I had walked this street with Rowan once, months ago. And I had walked it with Lucian, just once, his hand catching my elbow when I had stumbled, his grip steadying me with a pressure that had felt careful and deliberate.
My fingers moved without conscious intent, finding the inside of my elbow and pressing against the skin there, tracing the place where his hand had rested. The warmth was gone, but my body remembered it anyway, and I rubbed at the spot as if I could erase the memory through friction.
I looked up toward the pedestrian bridge in the distance, watching silhouettes move across it.
I didn't hear him approach. One moment I was alone, and the next moment there was a voice beside me, low and familiar.
"Fell asleep?"
I turned my head, and Lucian was there, sitting on the step beside me as if he had been there the entire time, his shoulder close enough that I could feel the heat radiating from his body. He wasn't looking at me. His gaze was directed toward the same stretch of street.
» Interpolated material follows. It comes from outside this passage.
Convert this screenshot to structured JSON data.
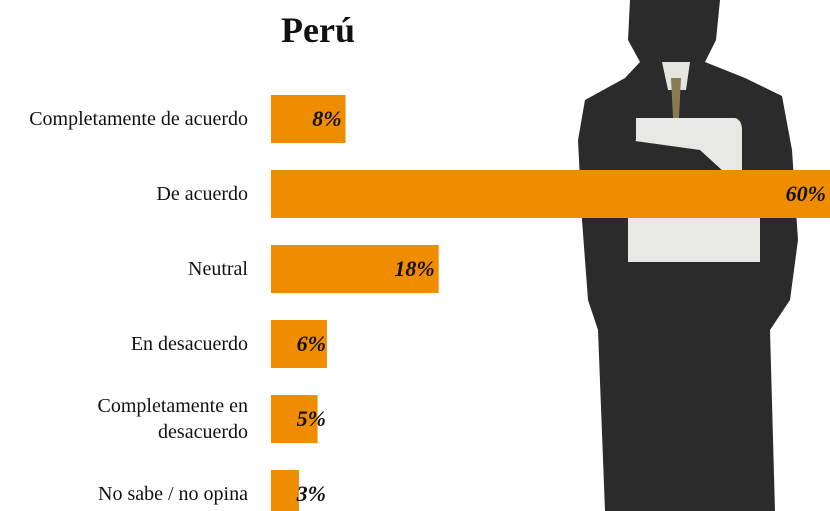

I didn't answer. We sat in silence, the kind that stretched long enough to stop feeling awkward and start feeling like something else.
Finally, I stood, my legs unsteady beneath me. I bent to pick up my shoes. "I put Ash in a car already. You don't need to worry about him."
Lucian looked up at me, and the angle put his face directly in my line of sight, his eyes dark and steady and fixed on mine with an intensity that made my breath catch. His mouth curved into something that wasn't quite a smile. "Who said I came for him?"
The words landed with a weight I hadn't been prepared for. From this position, I should have felt like I had the advantage, standing while he sat. But the way he was watching me made me feel like I was the one being led.
I took a step back, my bare feet cold against the pavement. "I should go."
I didn't get another step. His hand closed around my ankle, his grip firm but not painful. "You always run before I finish talking."
The touch sent a jolt through me, and I felt my balance shift, my body tilting backward. I didn't fall. I sat, hard and fast, directly into his lap, my hands flying out to catch myself and landing on the solid muscle of his thigh.
His arm came around my waist immediately, locking me in place, his hand splayed flat against the small of my back. I could feel every point of contact between us, the way my hip pressed against his stomach, the way my fingers dug into his leg.
Our faces were inches apart. His free hand came up, his fingers finding the side of my neck and resting there, his thumb brushing against the edge of my jaw.
His voice was barely above a whisper, rough and low. "Still want to get up?"